The sample CLIs show this split explicitly: normal commands go through exec(), while subscribe/monitor-style commands go through the raw path.

Minimal command examples

Before calling exec(), initialize the connector with init(), register set_on_connect() / set_on_connected() / set_on_disconnected() callbacks, attach the hiredis async context to your event loop in set_on_connect(), call start(), and drive proc() from your timer callback or event-loop tick. The sample CLIs above are the runnable libuv/libevent examples.

Raw connector (hiredis::happ::raw)

const char *argv[] = {"SET", "user:42", "hello"};
size_t argvlen[] = {3, 7, 5};

raw_client.exec(on_reply, nullptr, 3, argv, argvlen);

Cluster connector (hiredis::happ::cluster)

const char *argv[] = {"SET", "{user:42}:profile", "hello"};
size_t argvlen[] = {3, 17, 5};

cluster_client.exec(argv[1], argvlen[1], on_reply, nullptr, 3, argv, argvlen);

Pass nullptr, 0 as the cluster key for commands that should be routed randomly or do not have a natural key, matching the behavior in sample/sample_cluster_cli/main.cpp.

Subscribe-family and monitor commands

SUBSCRIBE, PSUBSCRIBE, UNSUBSCRIBE, PUNSUBSCRIBE, and MONITOR are not request-response commands, so they must not go through the normal exec() lifecycle. Use connection::redis_raw_cmd() after the connection is available instead.

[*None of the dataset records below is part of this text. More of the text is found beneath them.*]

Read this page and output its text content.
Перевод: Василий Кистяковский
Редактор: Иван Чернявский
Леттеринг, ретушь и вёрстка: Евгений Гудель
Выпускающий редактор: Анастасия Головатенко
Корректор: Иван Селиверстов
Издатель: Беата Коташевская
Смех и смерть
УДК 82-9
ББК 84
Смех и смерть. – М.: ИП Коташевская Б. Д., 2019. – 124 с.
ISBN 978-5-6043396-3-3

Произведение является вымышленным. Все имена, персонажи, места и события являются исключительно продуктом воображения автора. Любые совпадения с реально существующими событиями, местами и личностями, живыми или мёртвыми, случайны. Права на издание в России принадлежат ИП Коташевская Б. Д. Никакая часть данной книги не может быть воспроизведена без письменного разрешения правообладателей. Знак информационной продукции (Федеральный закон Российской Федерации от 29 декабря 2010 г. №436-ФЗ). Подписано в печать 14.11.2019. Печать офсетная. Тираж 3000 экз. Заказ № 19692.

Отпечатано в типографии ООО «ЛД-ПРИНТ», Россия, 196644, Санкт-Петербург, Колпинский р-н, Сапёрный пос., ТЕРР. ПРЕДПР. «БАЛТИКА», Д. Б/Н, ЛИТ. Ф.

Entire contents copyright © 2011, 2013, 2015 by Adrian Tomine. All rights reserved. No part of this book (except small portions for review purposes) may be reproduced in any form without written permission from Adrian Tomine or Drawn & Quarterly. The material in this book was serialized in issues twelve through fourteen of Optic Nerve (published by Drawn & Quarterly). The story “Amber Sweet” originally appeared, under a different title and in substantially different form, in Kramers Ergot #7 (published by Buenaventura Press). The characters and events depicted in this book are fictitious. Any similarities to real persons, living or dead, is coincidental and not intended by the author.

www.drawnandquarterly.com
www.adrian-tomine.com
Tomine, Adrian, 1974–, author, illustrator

conn->redis_raw_cmd(subscribe_callback, user_data, "SUBSCRIBE %s", "demo-channel");

Documentation

Behavior and limits

  • The normal exec() lifecycle supports request-response commands only.
  • Treat hiredis::happ::raw, hiredis::happ::cluster, hiredis::happ::connection, and the underlying hiredis redisAsyncContext as single-event-loop objects unless you add external synchronization.
  • Cluster routing supports Redis hash tags and common redirections such as MOVED, ASK, and TRYAGAIN.
  • Sentinel is still documented as a design idea only.

Repository layout

Path Purpose
include/ Public headers, including hiredis_happ.h and connector internals.
src/ Library implementation files.
sample/ Raw and cluster CLI samples.
test/ Unit tests and regression coverage.
doc/ Roadmap, review notes, design draft, and AI source index.
project/ Project-specific CMake helpers.
third_party/ Third-party dependency bootstrap/install support.
ci/ CI entry scripts and helper utilities.
.agents/skills/ Project-specific agent skills and maintenance notes.